FBI agent testifies about anti-Trump texts: LIVE UPDATES

FAN Editor

Peter Strzok, the FBI agent whose anti-Trump texts cost him his job on special counsel Robert Mueller’s team, is getting grilled by House Republicans Thursday as he testifies for the first time in public at a joint hearing before the House Judiciary and Oversight committees.

In his opening remarks, Strzok told lawmakers that his texts “have created confusion and caused pain for people I love” and “have provided ammunition for misguided attacks against the FBI, an institution I love deeply and have served proudly for more than 20 years.”

As he concluded his remarks, he took a shot at Republicans who have harshly criticized him, saying they were helping Russian President Vladimir Putin.

“I understand we are living in a political era in which insults and insinuation often drown out honesty and integrity,” Strzok said.

“I have the utmost respect for Congress’s oversight role, but I strongly believe that today’s hearing is just another victory notch in Putin’s belt and another milestone in our enemies’ campaign to tear America apart,” he said.

The committees are looking at the actions of the FBI and Justice Department during the 2016 presidential campaign.

President Donald Trump and his supporters have cited Strzok’s texts with his former FBI colleague Lisa Page, with whom Strzok was having an extramarital affair, as evidence of political bias within the FBI during the 2016 presidential campaign.

Strzok’s appearance comes as House Republicans have demanded testimony from Page after she did not comply with a subpoena to appear before the committee for a closed-door interview on Wednesday. Strzok, who led the Hillary Clinton email investigation, spoke to the committee behind closed doors last month for almost 11 hours.

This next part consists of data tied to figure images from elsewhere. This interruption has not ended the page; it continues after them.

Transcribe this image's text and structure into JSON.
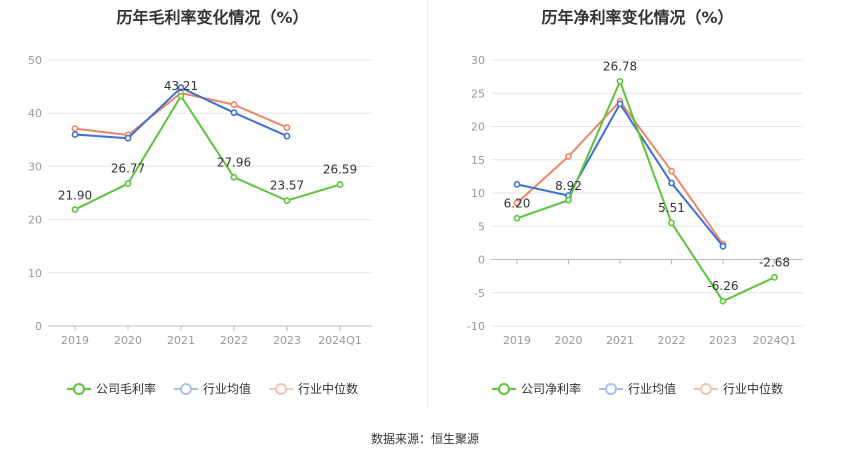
{
  "colors": {
    "company": "#5cc43a",
    "avg": "#3d6fd6",
    "median": "#f08566",
    "grid": "#e6e6e6",
    "axis_text": "#999999",
    "label_text": "#333333"
  },
  "legend": {
    "left": [
      "公司毛利率",
      "行业均值",
      "行业中位数"
    ],
    "right": [
      "公司净利率",
      "行业均值",
      "行业中位数"
    ]
  },
  "source": "数据来源：恒生聚源",
  "chart_data": [
    {
      "type": "line",
      "title": "历年毛利率变化情况（%）",
      "categories": [
        "2019",
        "2020",
        "2021",
        "2022",
        "2023",
        "2024Q1"
      ],
      "ylim": [
        0,
        50
      ],
      "yticks": [
        0,
        10,
        20,
        30,
        40,
        50
      ],
      "grid": true,
      "legend_position": "bottom",
      "series": [
        {
          "name": "公司毛利率",
          "color": "#5cc43a",
          "values": [
            21.9,
            26.77,
            43.21,
            27.96,
            23.57,
            26.59
          ],
          "labels": [
            "21.90",
            "26.77",
            "43.21",
            "27.96",
            "23.57",
            "26.59"
          ]
        },
        {
          "name": "行业均值",
          "color": "#3d6fd6",
          "values": [
            36.0,
            35.3,
            44.8,
            40.1,
            35.7,
            null
          ]
        },
        {
          "name": "行业中位数",
          "color": "#f08566",
          "values": [
            37.1,
            35.9,
            43.8,
            41.6,
            37.3,
            null
          ]
        }
      ]
    },
    {
      "type": "line",
      "title": "历年净利率变化情况（%）",
      "categories": [
        "2019",
        "2020",
        "2021",
        "2022",
        "2023",
        "2024Q1"
      ],
      "ylim": [
        -10,
        30
      ],
      "yticks": [
        -10,
        -5,
        0,
        5,
        10,
        15,
        20,
        25,
        30
      ],
      "grid": true,
      "legend_position": "bottom",
      "series": [
        {
          "name": "公司净利率",
          "color": "#5cc43a",
          "values": [
            6.2,
            8.92,
            26.78,
            5.51,
            -6.26,
            -2.68
          ],
          "labels": [
            "6.20",
            "8.92",
            "26.78",
            "5.51",
            "-6.26",
            "-2.68"
          ]
        },
        {
          "name": "行业均值",
          "color": "#3d6fd6",
          "values": [
            11.3,
            9.6,
            23.4,
            11.5,
            2.0,
            null
          ]
        },
        {
          "name": "行业中位数",
          "color": "#f08566",
          "values": [
            8.5,
            15.5,
            23.8,
            13.3,
            2.3,
            null
          ]
        }
      ]
    }
  ]
}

Follow along for live updates.

10:55AM – Strzok: Today’s hearing a ‘victory notch in Putin’s belt’

In his opening statement to the committee, Peter Strzok conceded that text messages he sent during the campaign contained characterizations of Donald Trump that were “not always expressed in terms I am proud of,” but stood by the FBI’s work in conducting its investigation into Russian meddling.

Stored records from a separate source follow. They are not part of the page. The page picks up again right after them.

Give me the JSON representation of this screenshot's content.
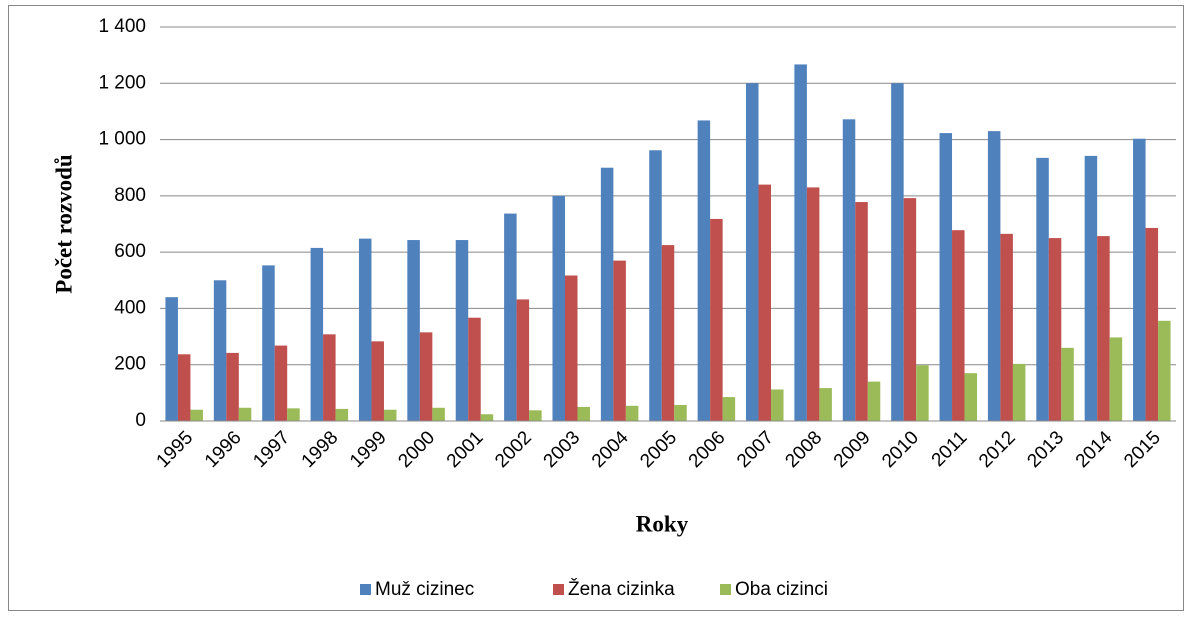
{
  "chart_data": {
    "type": "bar",
    "x_label": "Roky",
    "y_label": "Počet rozvodů",
    "categories": [
      "1995",
      "1996",
      "1997",
      "1998",
      "1999",
      "2000",
      "2001",
      "2002",
      "2003",
      "2004",
      "2005",
      "2006",
      "2007",
      "2008",
      "2009",
      "2010",
      "2011",
      "2012",
      "2013",
      "2014",
      "2015"
    ],
    "series": [
      {
        "name": "Muž cizinec",
        "color": "#4f81bd",
        "values": [
          440,
          500,
          553,
          615,
          648,
          643,
          643,
          737,
          800,
          900,
          962,
          1068,
          1200,
          1267,
          1072,
          1200,
          1023,
          1030,
          935,
          942,
          1003
        ]
      },
      {
        "name": "Žena cizinka",
        "color": "#c0504d",
        "values": [
          237,
          242,
          268,
          308,
          283,
          315,
          367,
          432,
          517,
          570,
          625,
          718,
          840,
          830,
          778,
          792,
          678,
          665,
          650,
          657,
          686
        ]
      },
      {
        "name": "Oba cizinci",
        "color": "#9bbb59",
        "values": [
          40,
          47,
          45,
          43,
          40,
          47,
          24,
          38,
          50,
          54,
          57,
          85,
          112,
          117,
          140,
          198,
          170,
          203,
          260,
          297,
          356
        ]
      }
    ],
    "ylim": [
      0,
      1400
    ],
    "yticks": [
      0,
      200,
      400,
      600,
      800,
      {
        "value": 1000,
        "label": "1 000"
      },
      {
        "value": 1200,
        "label": "1 200"
      },
      {
        "value": 1400,
        "label": "1 400"
      }
    ],
    "grid": true,
    "legend": "bottom"
  }
}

“This investigation is not politically motivated. It is not a witch hunt, it is not a hoax,” Strzok said. “I’m proud of our work on the Russian interference investigation.”

Strzok, who says he was one of only a handful of people aware of Russia’s alleged actions in 2016, warned that the Russian operations during the election were “a grave attack on our democracy” that Americans “should be alarmed by.”

“I have the utmost respect for Congress’s oversight role,” Strzok said, “but I truly believe that today’s hearing is just another victory notch in Putin’s belt and another milestone in our enemies’ campaign to tear America apart.”

The FBI agent defended his investigative record and insisted his personal opinions did not influence his work at the FBI.

“Let me be clear, unequivocally and under oath: not once in my 26 years of defending my nation did my personal opinions impact any official action I took,” Strzok said.

10:25AM – Committee chairman tears into Strzok texts in opening statement

In his opening statement, Judiciary Committee Chairman Rep. Bob Goodlatte, R-Va., ripped both Strzok and others at the FBI, claiming they compromised the public’s faith in the nation’s top law enforcement agency.

“Mr. Strzok and others inside the FBI and DOJ turned our system of justice on its head,” Goodlatte said. “That is why we’re here and why this matters.”

Goodlatte encouraged Democrats on the joint panel to “replace President Trump’s name with your own name in a small sample of things Mr. Strzok has said,” before reading off a list of some of Strzok’s most controversial texts.

“’F Trump,’ ‘Trump is a disaster,’ ‘Just went to a southern Virginia Walmart. I could SMELL the Trump support’ – or, perhaps most alarmingly and revealingly, ‘We’ll stop it’ – referring directly to Mr. Trump’s candidacy for President,” Goodlatte said.

The ranking Democrat on the House Judiciary Committee, Rep. Jerry Nadler, D-N.Y., shot back at Goodlatte, arguing that the committee should be spending its time focused on what he says are “other emergencies” the nation faces.

“We ought to be holding hearings” on families separated at U.S. border, Nadler said. “It’s of more immediate concern than this hearing, certainly.”